Friday, July 8, 2016

Employer Wellness Programs: ADA, ACA, and HIPAA Compliance

Employer wellness programs are a subject of much interest to employers and receive considerable scrutiny from the EEOC and Department of Labor.  Employers want to lower their health care costs by improving the health of workers, and multiple vendors offer programs designed to do just that.  Employment law enforcement agencies want to make sure that wellness programs are non-discriminatory. Before implementing a wellness program, whether designed in-house or purchased from an outside source, employers need to make certain that the program complies with the requirements of the Americans with Disabilities Act (and its state law counterparts), the Affordable Care Act, and the Health Insurance Portability and Accountability Act. Some small employers may not be covered by all of these laws, but most have some compliance responsibilities.

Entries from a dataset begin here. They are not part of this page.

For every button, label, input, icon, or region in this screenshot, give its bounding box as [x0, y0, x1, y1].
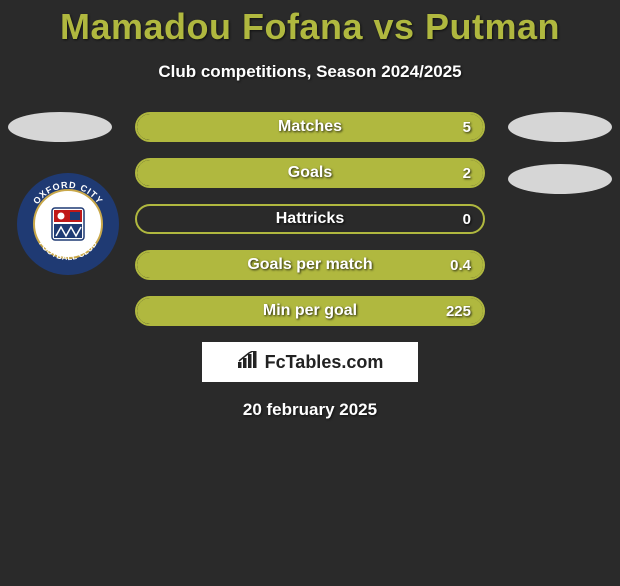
- stat-bars: Matches5Goals2Hattricks0Goals per match0…: [135, 112, 485, 326]
- stat-value-right: 5: [463, 114, 471, 140]
- bar-chart-icon: [237, 351, 259, 374]
- date-label: 20 february 2025: [0, 400, 620, 420]
- player-photo-placeholder-left: [8, 112, 112, 142]
- stat-bar: Min per goal225: [135, 296, 485, 326]
- stat-label: Hattricks: [137, 206, 483, 232]
- stat-bar: Goals per match0.4: [135, 250, 485, 280]
- club-crest-icon: OXFORD CITY FOOTBALL CLUB: [16, 172, 120, 276]
- stat-value-right: 0: [463, 206, 471, 232]
- player-photo-placeholder-right-2: [508, 164, 612, 194]
- stat-value-right: 2: [463, 160, 471, 186]
- stat-label: Matches: [137, 114, 483, 140]
- page-title: Mamadou Fofana vs Putman: [0, 6, 620, 48]
- stat-label: Goals: [137, 160, 483, 186]
- stat-label: Goals per match: [137, 252, 483, 278]
- fctables-logo: FcTables.com: [202, 342, 418, 382]
- stat-label: Min per goal: [137, 298, 483, 324]
- stat-value-right: 225: [446, 298, 471, 324]
- stat-bar: Hattricks0: [135, 204, 485, 234]
- stat-value-right: 0.4: [450, 252, 471, 278]
- comparison-area: OXFORD CITY FOOTBALL CLUB Matches5Goals2…: [0, 112, 620, 420]
- fctables-logo-text: FcTables.com: [265, 352, 384, 373]
- player-photo-placeholder-right-1: [508, 112, 612, 142]
- subtitle: Club competitions, Season 2024/2025: [0, 62, 620, 82]
- stat-bar: Matches5: [135, 112, 485, 142]
- stat-bar: Goals2: [135, 158, 485, 188]
- club-crest-oxford-city: OXFORD CITY FOOTBALL CLUB: [16, 172, 120, 276]
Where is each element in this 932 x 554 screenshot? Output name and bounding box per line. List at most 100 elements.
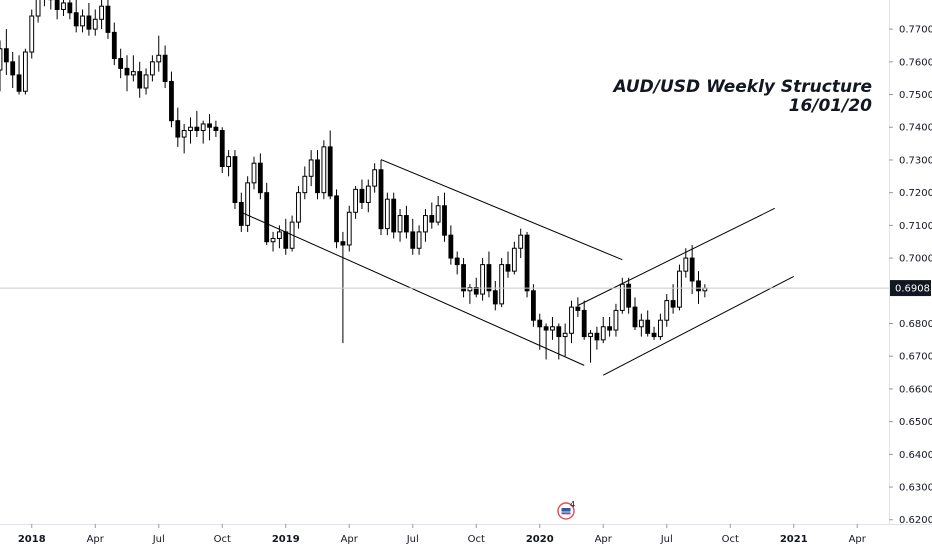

Although each law has its own focus and unique requirements, there are important similarities. A practical approach to compliance suggests that every employer wellness program should be implemented with the following requirements in mind:
Employee Notice. Wellness programs that collect information about employees’ medical conditions must provide for notice describing what information will be collected, who will receive the information, and how it will be kept confidential.  The EEOC has recently published a sample notice that meets these requirements, along with a question and answer publication addressing how the notice should be used.  The HIPAA Privacy Rule requires employers with health plans – whether or not the health plan includes a wellness program – to provide a notice that describes the plan’s privacy practices and explains employees’ rights related to their personal health information. In some circumstances, one notice can meet the requirements of both laws.  Employers should understand and be prepared to meet all notice requirements before implementing a wellness program.  For programs already in place, compliance with notice requirements should be an ongoing concern.
Protection of Health Information.  Employee health and medical information collected as part of a wellness program must be kept confidential.  Generally, employers can only receive aggregated health information in a form that does not reveal individual health information. Whether collected as part of a wellness program, for health insurance purposes, or for other reasons, health information must be kept in a manner that protects it from disclosure.  These protections are required by all three of the federal laws noted above, comparable state laws, and the Genetic Information Non-discrimination Act (GINA).
Voluntary Participation.  Participation in an employer wellness program must always be voluntary for employees.  The ADA and the ACA both require this.  Incentives for participation may be offered, but their value may not exceed 30% of the total cost of employee-only health coverage, and must be available to all similarly situated employees.  Reasonable accommodations must be available so that participants with disabilities have an opportunity to earn the full reward offered by the program.
Health-related Purpose.  Employer wellness programs must be reasonably designed to promote health or prevent disease.  Reducing employer cost is not a sufficient purpose.  In all cases, the program may not place an undue burden on employees.
Helpful publications from the EEOC, the Department of Labor, and the Department of Health and Human Services provide additional explanation and guidance. The ADA, the ACA, HIPAA, and related state laws and regulations are detailed and complex.  The overview presented here, though only a starting point for compliance, describes the basic concepts that all employer wellness programs must respect and reflect.